“No design” fallacy
Have you ever travelled on an old road? What’s interesting about that road? It often takes dips and turns that seem almost unexpected. It’s uncomfortable. Why did this all come about? Who designed this particular road?
You know what happened in many cases. That road started out as a cart path, as a means for a few people to travel to reach some destination. It had a purpose, but it had a very narrow purpose. What happened over time? More and more people started taking that cart path. Perhaps the way got broadened a bit. And then, eventually, someone added pavement to that cart path, but it still followed that cruft design that its original users created.
What’s the difference between that old cart path that became a road, however uncomfortable it is today, and a superhighway? The difference is that the superhighway had the intended design. It was led to its completion through a lot of research, through a lot of design, through careful engineering. That expressway, that superhighway is more or less a pleasure to travel, when at high speeds you can turn a corner comfortably without hitting the brakes, whereas, on that old cart path that has now become a road, you’re probably going to wear your brakes out soon if you travel that road often. It’s uncomfortable. It’s even dangerous in some places.
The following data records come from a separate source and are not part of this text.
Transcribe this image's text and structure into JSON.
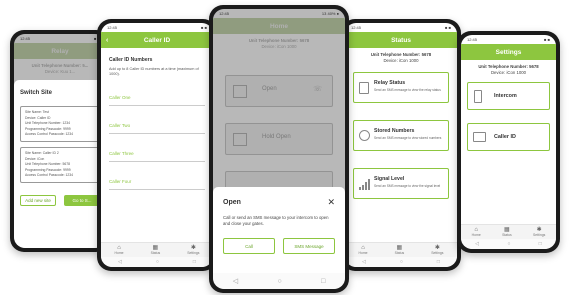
{
  "colors": {
    "accent": "#8dc63f",
    "text": "#333333",
    "phone": "#1b1b1b"
  },
  "phone1": {
    "header_title": "Relay",
    "unit_number": "Unit Telephone Number: 5...",
    "device": "Device: Kuu 1...",
    "sheet_title": "Switch Site",
    "sites": [
      {
        "name": "Site Name: Test",
        "device": "Device: Caller ID",
        "unit": "Unit Telephone Number: 1234",
        "prog": "Programming Passcode: 9999",
        "access": "Access Control Passcode: 1234"
      },
      {
        "name": "Site Name: Caller ID 2",
        "device": "Device: iCon",
        "unit": "Unit Telephone Number: 5678",
        "prog": "Programming Passcode: 9999",
        "access": "Access Control Passcode: 1234"
      }
    ],
    "add_btn": "Add new site",
    "go_btn": "Go to S..."
  },
  "phone2": {
    "header_title": "Caller ID",
    "back_icon": "chevron-left-icon",
    "section_title": "Caller ID Numbers",
    "desc": "Add up to 8 Caller ID numbers at a time (maximum of 1000).",
    "fields": [
      "Caller One",
      "Caller Two",
      "Caller Three",
      "Caller Four"
    ],
    "nav": [
      "Home",
      "Status",
      "Settings"
    ]
  },
  "phone3": {
    "status_time": "12:45",
    "status_right": "13 40% ●",
    "header_title": "Home",
    "unit_number": "Unit Telephone Number: 5678",
    "device": "Device: iCon 1000",
    "buttons": [
      "Open",
      "Hold Open"
    ],
    "sheet_title": "Open",
    "close_icon": "close-icon",
    "sheet_text": "Call or send an SMS message to your intercom to open and close your gates.",
    "call_btn": "Call",
    "sms_btn": "SMS Message"
  },
  "phone4": {
    "header_title": "Status",
    "unit_number": "Unit Telephone Number: 5678",
    "device": "Device: iCon 1000",
    "cards": [
      {
        "title": "Relay Status",
        "desc": "Send an SMS message to view the relay status"
      },
      {
        "title": "Stored Numbers",
        "desc": "Send an SMS message to view stored numbers"
      },
      {
        "title": "Signal Level",
        "desc": "Send an SMS message to view the signal level"
      }
    ],
    "nav": [
      "Home",
      "Status",
      "Settings"
    ]
  },
  "phone5": {
    "header_title": "Settings",
    "unit_number": "Unit Telephone Number: 5678",
    "device": "Device: iCon 1000",
    "cards": [
      "Intercom",
      "Caller ID"
    ],
    "nav": [
      "Home",
      "Status",
      "Settings"
    ]
  }
}
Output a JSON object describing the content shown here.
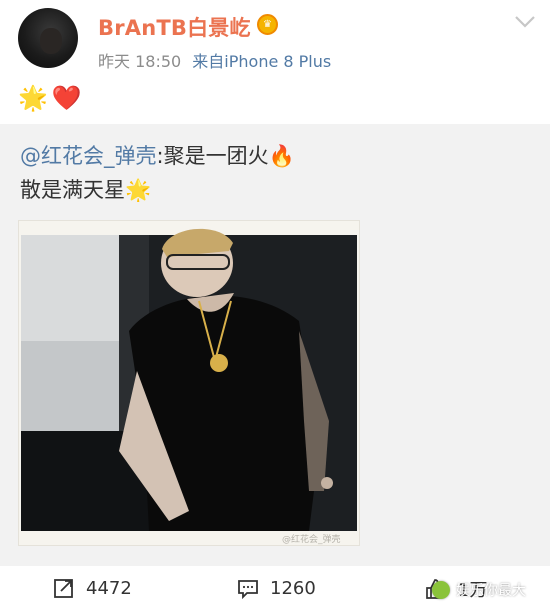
{
  "header": {
    "username": "BrAnTB白景屹",
    "time": "昨天 18:50",
    "source": "来自iPhone 8 Plus"
  },
  "post": {
    "reactions": [
      "🌟",
      "❤️"
    ]
  },
  "retweet": {
    "mention": "@红花会_弹壳",
    "line1_text": ":聚是一团火🔥",
    "line2_text": "散是满天星🌟",
    "photo_watermark": "@红花会_弹壳"
  },
  "toolbar": {
    "repost_count": "4472",
    "comment_count": "1260",
    "like_count": "1万"
  },
  "overlay": {
    "watermark_text": "娱乐你最大"
  },
  "colors": {
    "username": "#eb7350",
    "link": "#527aa5",
    "meta": "#8c8c8c",
    "retweet_bg": "#f2f2f2"
  },
  "icons": {
    "badge": "vip-badge-icon",
    "dropdown": "chevron-down-icon",
    "repost": "repost-icon",
    "comment": "comment-icon",
    "like": "thumbs-up-icon"
  }
}
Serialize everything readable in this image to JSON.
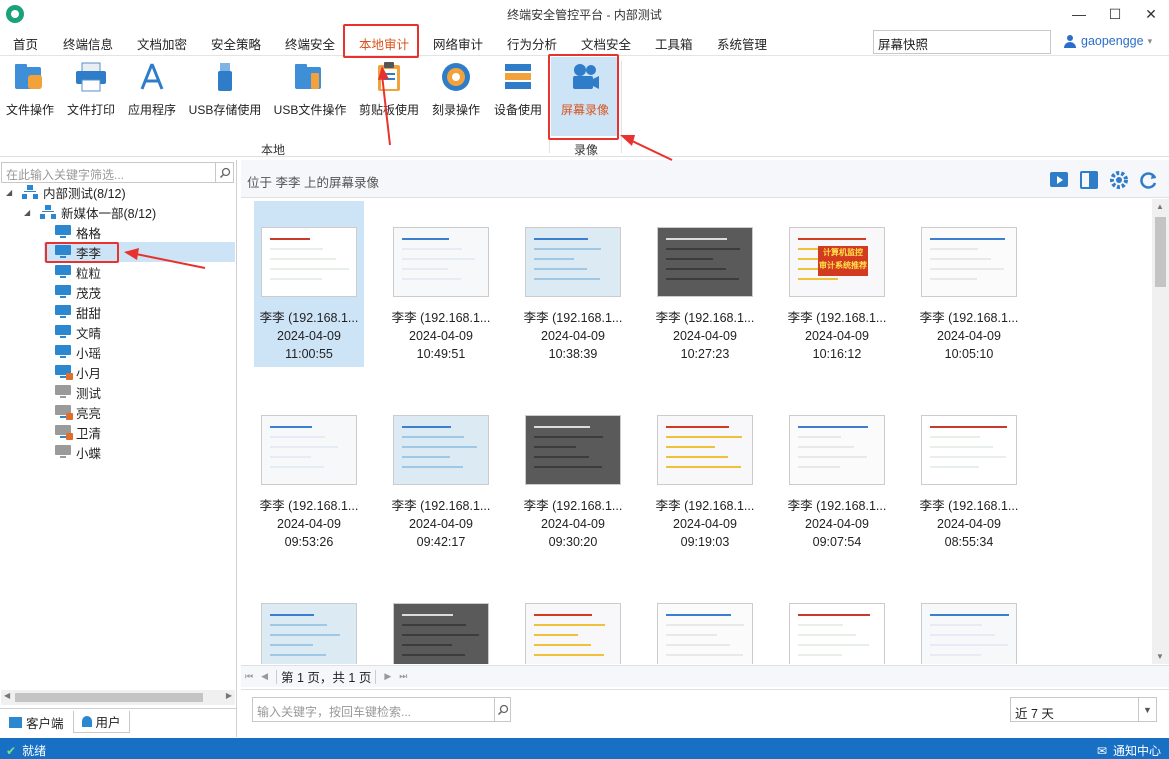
{
  "window": {
    "title": "终端安全管控平台 - 内部测试",
    "minimize": "—",
    "maximize": "☐",
    "close": "✕"
  },
  "menu": {
    "items": [
      "首页",
      "终端信息",
      "文档加密",
      "安全策略",
      "终端安全",
      "本地审计",
      "网络审计",
      "行为分析",
      "文档安全",
      "工具箱",
      "系统管理"
    ],
    "active": "本地审计",
    "search_value": "屏幕快照",
    "user": "gaopengge",
    "user_caret": "▾"
  },
  "ribbon": {
    "tools": [
      "文件操作",
      "文件打印",
      "应用程序",
      "USB存储使用",
      "USB文件操作",
      "剪贴板使用",
      "刻录操作",
      "设备使用"
    ],
    "group_local": "本地",
    "record_tool": "屏幕录像",
    "group_record": "录像"
  },
  "tree": {
    "filter_placeholder": "在此输入关键字筛选...",
    "root": "内部测试(8/12)",
    "dept": "新媒体一部(8/12)",
    "members": [
      "格格",
      "李李",
      "粒粒",
      "茂茂",
      "甜甜",
      "文晴",
      "小瑶",
      "小月",
      "测试",
      "亮亮",
      "卫清",
      "小蝶"
    ],
    "selected": "李李",
    "tab_client": "客户端",
    "tab_user": "用户"
  },
  "main": {
    "location": "位于 李李 上的屏幕录像",
    "thumbs": [
      {
        "name": "李李 (192.168.1...",
        "date": "2024-04-09",
        "time": "11:00:55"
      },
      {
        "name": "李李 (192.168.1...",
        "date": "2024-04-09",
        "time": "10:49:51"
      },
      {
        "name": "李李 (192.168.1...",
        "date": "2024-04-09",
        "time": "10:38:39"
      },
      {
        "name": "李李 (192.168.1...",
        "date": "2024-04-09",
        "time": "10:27:23"
      },
      {
        "name": "李李 (192.168.1...",
        "date": "2024-04-09",
        "time": "10:16:12"
      },
      {
        "name": "李李 (192.168.1...",
        "date": "2024-04-09",
        "time": "10:05:10"
      },
      {
        "name": "李李 (192.168.1...",
        "date": "2024-04-09",
        "time": "09:53:26"
      },
      {
        "name": "李李 (192.168.1...",
        "date": "2024-04-09",
        "time": "09:42:17"
      },
      {
        "name": "李李 (192.168.1...",
        "date": "2024-04-09",
        "time": "09:30:20"
      },
      {
        "name": "李李 (192.168.1...",
        "date": "2024-04-09",
        "time": "09:19:03"
      },
      {
        "name": "李李 (192.168.1...",
        "date": "2024-04-09",
        "time": "09:07:54"
      },
      {
        "name": "李李 (192.168.1...",
        "date": "2024-04-09",
        "time": "08:55:34"
      },
      {
        "name": "",
        "date": "",
        "time": ""
      },
      {
        "name": "",
        "date": "",
        "time": ""
      },
      {
        "name": "",
        "date": "",
        "time": ""
      },
      {
        "name": "",
        "date": "",
        "time": ""
      },
      {
        "name": "",
        "date": "",
        "time": ""
      },
      {
        "name": "",
        "date": "",
        "time": ""
      }
    ],
    "thumb_overlay_text": [
      "计算机监控",
      "审计系统推荐"
    ],
    "pager_text": "第 1 页，共 1 页",
    "search_placeholder": "输入关键字，按回车键检索...",
    "range_value": "近 7 天"
  },
  "status": {
    "text": "就绪",
    "notify": "通知中心"
  },
  "colors": {
    "accent_blue": "#1870c4",
    "highlight_red": "#e8322e",
    "active_orange": "#d9541e",
    "selection": "#cde3f6"
  }
}
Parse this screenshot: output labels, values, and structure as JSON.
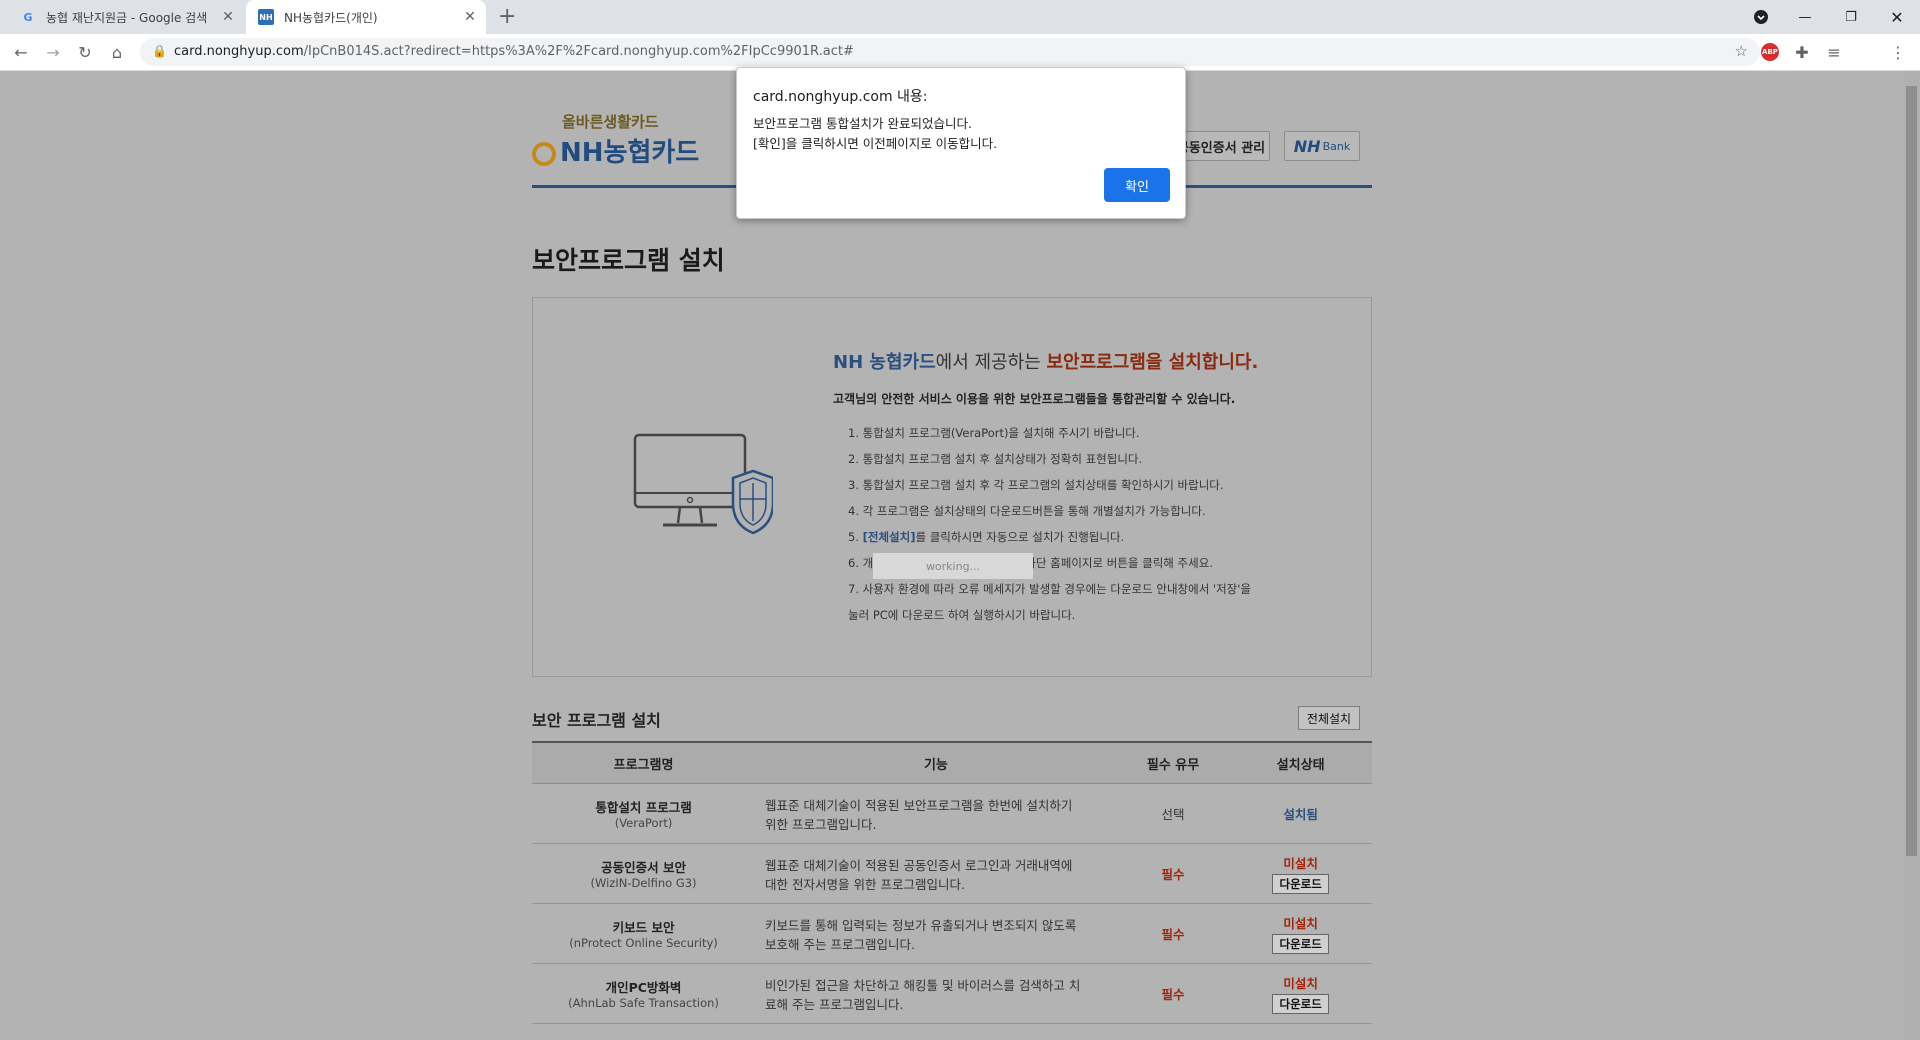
{
  "tabs": [
    {
      "title": "농협 재난지원금 - Google 검색",
      "favicon": "G",
      "active": false
    },
    {
      "title": "NH농협카드(개인)",
      "favicon": "NH",
      "active": true
    }
  ],
  "address_bar": {
    "host": "card.nonghyup.com",
    "path": "/IpCnB014S.act?redirect=https%3A%2F%2Fcard.nonghyup.com%2FIpCc9901R.act#"
  },
  "header": {
    "logo_tag": "올바른생활카드",
    "logo_brand": "NH농협카드",
    "cert_button": "공동인증서 관리",
    "bank_button_nh": "NH",
    "bank_button_bank": "Bank"
  },
  "page_title": "보안프로그램 설치",
  "intro": {
    "headline_brand": "NH 농협카드",
    "headline_middle": "에서 제공하는 ",
    "headline_action": "보안프로그램을 설치합니다.",
    "subline": "고객님의 안전한 서비스 이용을 위한 보안프로그램들을 통합관리할 수 있습니다.",
    "step1": "1. 통합설치 프로그램(VeraPort)을 설치해 주시기 바랍니다.",
    "step2": "2. 통합설치 프로그램 설치 후 설치상태가 정확히 표현됩니다.",
    "step3": "3. 통합설치 프로그램 설치 후 각 프로그램의 설치상태를 확인하시기 바랍니다.",
    "step4": "4. 각 프로그램은 설치상태의 다운로드버튼을 통해 개별설치가 가능합니다.",
    "step5_prefix": "5. ",
    "step5_link": "[전체설치]",
    "step5_suffix": "를 클릭하시면 자동으로 설치가 진행됩니다.",
    "step6": "6. 개별로 프로그램을 설치한 후에는 하단 홈페이지로 버튼을 클릭해 주세요.",
    "step7_line1": "7. 사용자 환경에 따라 오류 메세지가 발생할 경우에는 다운로드 안내창에서 '저장'을",
    "step7_line2": "눌러 PC에 다운로드 하여 실행하시기 바랍니다.",
    "working_text": "working..."
  },
  "install_section": {
    "title": "보안 프로그램 설치",
    "install_all_button": "전체설치",
    "columns": [
      "프로그램명",
      "기능",
      "필수 유무",
      "설치상태"
    ],
    "rows": [
      {
        "name": "통합설치 프로그램",
        "sub": "(VeraPort)",
        "desc1": "웹표준 대체기술이 적용된 보안프로그램을 한번에 설치하기",
        "desc2": "위한 프로그램입니다.",
        "required": "선택",
        "status": "설치됨",
        "download": ""
      },
      {
        "name": "공동인증서 보안",
        "sub": "(WizIN-Delfino G3)",
        "desc1": "웹표준 대체기술이 적용된 공동인증서 로그인과 거래내역에",
        "desc2": "대한 전자서명을 위한 프로그램입니다.",
        "required": "필수",
        "status": "미설치",
        "download": "다운로드"
      },
      {
        "name": "키보드 보안",
        "sub": "(nProtect Online Security)",
        "desc1": "키보드를 통해 입력되는 정보가 유출되거나 변조되지 않도록",
        "desc2": "보호해 주는 프로그램입니다.",
        "required": "필수",
        "status": "미설치",
        "download": "다운로드"
      },
      {
        "name": "개인PC방화벽",
        "sub": "(AhnLab Safe Transaction)",
        "desc1": "비인가된 접근을 차단하고 해킹툴 및 바이러스를 검색하고 치",
        "desc2": "료해 주는 프로그램입니다.",
        "required": "필수",
        "status": "미설치",
        "download": "다운로드"
      }
    ]
  },
  "dialog": {
    "origin": "card.nonghyup.com 내용:",
    "line1": "보안프로그램 통합설치가 완료되었습니다.",
    "line2": "[확인]을 클릭하시면 이전페이지로 이동합니다.",
    "ok_button": "확인"
  },
  "extensions": {
    "abp_label": "ABP"
  },
  "colors": {
    "brand_blue": "#2b4f7f",
    "accent_red": "#a3250c",
    "dialog_button": "#1a73e8"
  }
}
Software development can be designed from the same perspectives. It can either be like that cart path that eventually turns into a paved road or a well-designed, well-thought-out, well-engineered road that’s comfortable and relatively safe to travel. Remember that effective design will lead to such software metaphorically. And so this is the kind of path that you need to design for your business.
~ Explained by Vaughn Vernon in Domain-Driven Distilled Live Lessons
There is nothing called “no design”. Either the design can be good and effective, or it can be bad. No design is a fallacy. The Result will be a bad design if it is an afterthought.
We tend to follow “the task board shuffle”. It is the routine of moving the assigned task from “To-do” to “In Progress” and finally to “Done”. Sometimes this happens due to time pressures, but that is not the case always.
Knowledge acquisition and exploration
Knowledge acquisition is an activity that should occur while moving a task from one column to another. The team should acquire knowledge [about the business, the customers] to build a product that delights its customers.
Nick Tune in his talk — Domain-Driven Design: Hidden Lessons from the Big Blue Book — refers to the lack of importance developers give for exploration and having insights.
As Vaughn Vernon says, a business cannot excel at everything. For, e.g., an insurance company is expected to be the best in a particular area of insurance. The company need not have to be the best in databases or frameworks or in accounting. It is hardly of any use if an insurance company excels in other areas without being the best in its core domain — the insurance.
An effective design is a design that helps the business to excel. And effective design happens when the developers understand the market and create a model that matches the core business.
Finally, the effective design doesn’t happen overnight. It happens through continuous discovery through customer collaboration.
Initial models are usually naive and superficial based on shallow knowledge.
The refactorings that have the greatest impact on the viability of the system are those motivated by new insights into the domain.